Errors PAM-UI-2401, PAM-CMN-2272 and-or PAM-CM-0688 when deleting user or imported group of users
Article ID: 108544
CA Privileged Access Manager - Cloakware Password Authority (PA)PAM SAFENET LUNA HSMCA Privileged Access Manager (PAM)
When trying to remove a user (or a group of imported users) the symptoms below are encountered.
When trying to delete a single account from Users > Manage Users the following error is received at the top of the page: Error: PAM-UI-2401: Error deleting user. User <Username> cannot be deleted because of a Password Authority error.
When trying to delete a group of users from Users > Manage Groups there may or may not be any error displayed on the screen immediately, even though this looks successful some account(s) may not be deleted.
In either case above, the session logs the following error is seen: PAM-CMN-2272: User <Username> is not deleted from Password Authority.

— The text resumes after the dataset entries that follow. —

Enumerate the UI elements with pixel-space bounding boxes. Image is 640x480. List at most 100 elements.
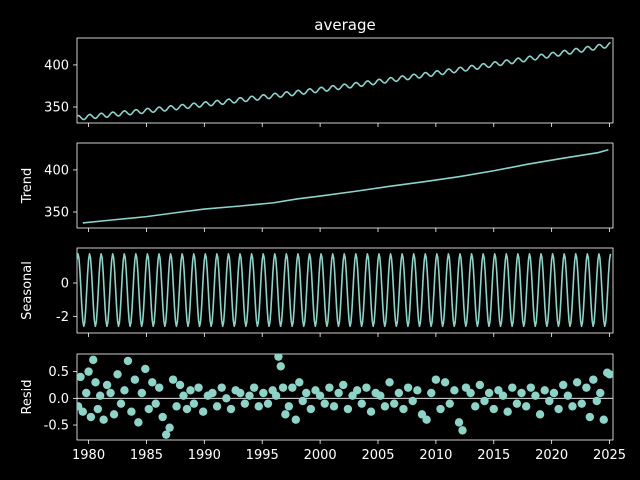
- resid-point: [306, 404, 316, 414]
- resid-point: [403, 383, 413, 392]
- resid-point: [194, 383, 203, 392]
- resid-point: [278, 383, 288, 392]
- resid-point: [431, 375, 441, 384]
- resid-point: [172, 402, 181, 411]
- resid-point: [263, 399, 273, 408]
- resid-point: [413, 386, 422, 395]
- resid-point: [325, 383, 334, 392]
- resid-point: [380, 402, 390, 411]
- y-tick-label: 350: [44, 206, 69, 221]
- y-tick-label: 400: [44, 58, 69, 73]
- resid-point: [189, 399, 199, 408]
- resid-point: [151, 399, 160, 408]
- resid-point: [113, 370, 122, 379]
- resid-point: [559, 380, 568, 390]
- resid-point: [276, 362, 285, 371]
- resid-point: [394, 388, 404, 398]
- resid-point: [274, 354, 283, 361]
- resid-point: [568, 402, 577, 411]
- resid-point: [466, 388, 475, 398]
- resid-point: [141, 364, 150, 374]
- panel-frame: [76, 142, 614, 229]
- resid-point: [179, 391, 188, 400]
- x-tick-label: 2020: [535, 448, 568, 463]
- y-tick-label: 0: [61, 277, 69, 292]
- resid-point: [526, 383, 536, 392]
- resid-point: [458, 426, 467, 435]
- resid-point: [168, 375, 178, 384]
- series-line: [82, 148, 609, 224]
- panel-2: Trend 350 400: [20, 142, 614, 232]
- resid-point: [585, 412, 595, 422]
- resid-point: [320, 399, 329, 408]
- resid-point: [450, 386, 459, 395]
- resid-point: [366, 407, 376, 416]
- resid-point: [281, 410, 290, 419]
- resid-point: [165, 423, 174, 432]
- resid-point: [236, 388, 245, 398]
- resid-point: [440, 378, 450, 387]
- x-tick-label: 1980: [72, 448, 105, 463]
- resid-point: [572, 378, 582, 387]
- resid-point: [554, 404, 563, 414]
- resid-point: [222, 394, 231, 403]
- resid-point: [120, 386, 129, 395]
- panel-frame: [76, 37, 614, 124]
- plot-area: [82, 148, 609, 224]
- resid-point: [329, 402, 339, 411]
- resid-point: [102, 380, 112, 390]
- resid-point: [295, 378, 304, 387]
- resid-point: [99, 415, 108, 424]
- resid-point: [82, 388, 91, 398]
- resid-point: [475, 380, 485, 390]
- panel-title: average: [314, 16, 375, 34]
- resid-point: [596, 388, 605, 398]
- resid-point: [385, 378, 394, 387]
- resid-point: [517, 388, 526, 398]
- resid-point: [599, 415, 608, 424]
- x-tick-label: 2005: [361, 448, 394, 463]
- resid-point: [134, 418, 143, 427]
- y-tick-label: 0.0: [48, 392, 69, 407]
- resid-point: [288, 383, 297, 392]
- resid-point: [592, 396, 601, 406]
- resid-point: [137, 388, 147, 398]
- resid-point: [144, 404, 153, 414]
- resid-point: [127, 407, 136, 416]
- resid-point: [408, 396, 417, 406]
- resid-point: [226, 404, 236, 414]
- resid-point: [535, 410, 545, 419]
- resid-point: [77, 372, 85, 382]
- resid-point: [545, 396, 554, 406]
- resid-point: [315, 391, 325, 400]
- resid-point: [589, 375, 598, 384]
- plot-area: [77, 253, 612, 328]
- resid-point: [427, 388, 436, 398]
- resid-point: [95, 391, 105, 400]
- resid-point: [302, 388, 311, 398]
- resid-point: [175, 380, 185, 390]
- resid-point: [352, 386, 362, 395]
- resid-point: [480, 396, 489, 406]
- resid-point: [454, 418, 464, 427]
- panel-frame: [76, 353, 614, 441]
- resid-point: [343, 404, 353, 414]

Error Message: PAM-CM-0688: The specified user is an email notifier of a password view policy and cannot be deleted. Cannot delete a password view policy email notifier.
Note: This may also be triggered by deleting an LDAP user group or any other action where a user is being deleted.
Release: Component: CAPAMX
The PAM-CM-0688 error means that the user is currently configured to be notified by one or more of your password view policies. Unfortunately, this means that all Password View Policies (PVPs) will need to be reviewed to check the Email Notifications tab and find which ones have the affected user configured in them. This user needs to be removed from each affected PVP before the user can be deleted successfully.
This error should only affect administrative accounts since lower privilege accounts cannot be defined as Email Notifiers in PAM.